SF-CODnet: Spatial-Frequency Framework with Weak Sample Learning Strategy for Detecting Camouflaged Wildlife Objects
Keywords: Camouflaged Object Detection, Weak Examples, Wildlife Objects, Evaluation Metrics
Abstract. The problem of camouflaged object detection (COD) is to identify hidden objects in their environment. This problem remained unsolved for many years until the advent of deep learning methods. The style of invisibility of the camouflaged object plays a significant role, which is difficult to capture only in the spatial area. At the same time, the structural properties of camouflaged patterns are characterized by a high discriminatory ability to distinguish camouflaged objects from the background.

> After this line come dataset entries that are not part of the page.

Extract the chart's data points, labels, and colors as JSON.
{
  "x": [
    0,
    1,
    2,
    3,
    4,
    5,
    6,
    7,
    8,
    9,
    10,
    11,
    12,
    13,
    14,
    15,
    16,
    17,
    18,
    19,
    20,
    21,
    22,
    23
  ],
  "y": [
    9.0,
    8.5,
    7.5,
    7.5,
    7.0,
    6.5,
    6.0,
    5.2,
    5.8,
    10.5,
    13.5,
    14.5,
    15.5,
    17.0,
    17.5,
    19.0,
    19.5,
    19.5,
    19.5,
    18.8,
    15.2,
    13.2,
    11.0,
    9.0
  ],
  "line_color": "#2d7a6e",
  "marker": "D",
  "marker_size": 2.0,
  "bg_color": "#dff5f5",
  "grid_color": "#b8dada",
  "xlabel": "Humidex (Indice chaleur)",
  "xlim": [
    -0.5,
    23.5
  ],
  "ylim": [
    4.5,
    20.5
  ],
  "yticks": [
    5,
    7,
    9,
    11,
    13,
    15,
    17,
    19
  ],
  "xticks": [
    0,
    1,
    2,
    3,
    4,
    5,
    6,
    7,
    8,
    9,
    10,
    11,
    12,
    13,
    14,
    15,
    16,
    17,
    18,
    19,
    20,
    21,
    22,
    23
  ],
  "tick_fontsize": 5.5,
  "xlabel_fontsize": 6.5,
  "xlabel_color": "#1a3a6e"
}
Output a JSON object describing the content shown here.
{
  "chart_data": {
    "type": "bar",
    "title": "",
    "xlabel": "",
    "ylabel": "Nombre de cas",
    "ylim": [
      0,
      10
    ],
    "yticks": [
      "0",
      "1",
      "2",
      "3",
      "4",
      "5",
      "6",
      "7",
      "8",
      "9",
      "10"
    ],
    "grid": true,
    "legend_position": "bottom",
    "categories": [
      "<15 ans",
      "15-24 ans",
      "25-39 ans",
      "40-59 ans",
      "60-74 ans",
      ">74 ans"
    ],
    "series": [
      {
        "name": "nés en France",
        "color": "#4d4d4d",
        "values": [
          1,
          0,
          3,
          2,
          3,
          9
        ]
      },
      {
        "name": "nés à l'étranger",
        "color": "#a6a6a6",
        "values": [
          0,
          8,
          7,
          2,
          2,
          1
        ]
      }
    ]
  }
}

The spatial-frequency model called SF-CODnet achieves accurate structural segmentation, realizing not only semantic but also instance segmentation of wildlife camouflage objects. A learning strategy to synthesize weak samples also helped to generalize the COD ability of the baseline model. Unlike other popular learning strategies that improve samples as much as possible before training, our weak sample synthesis learning strategy helps to generalize the base model's COD ability. Such augmentation strategy and the proposed SF-CODnet model were tested using three publicly available datasets: CAMO, COD10K, and NC4K with good results, outperforming some COD models.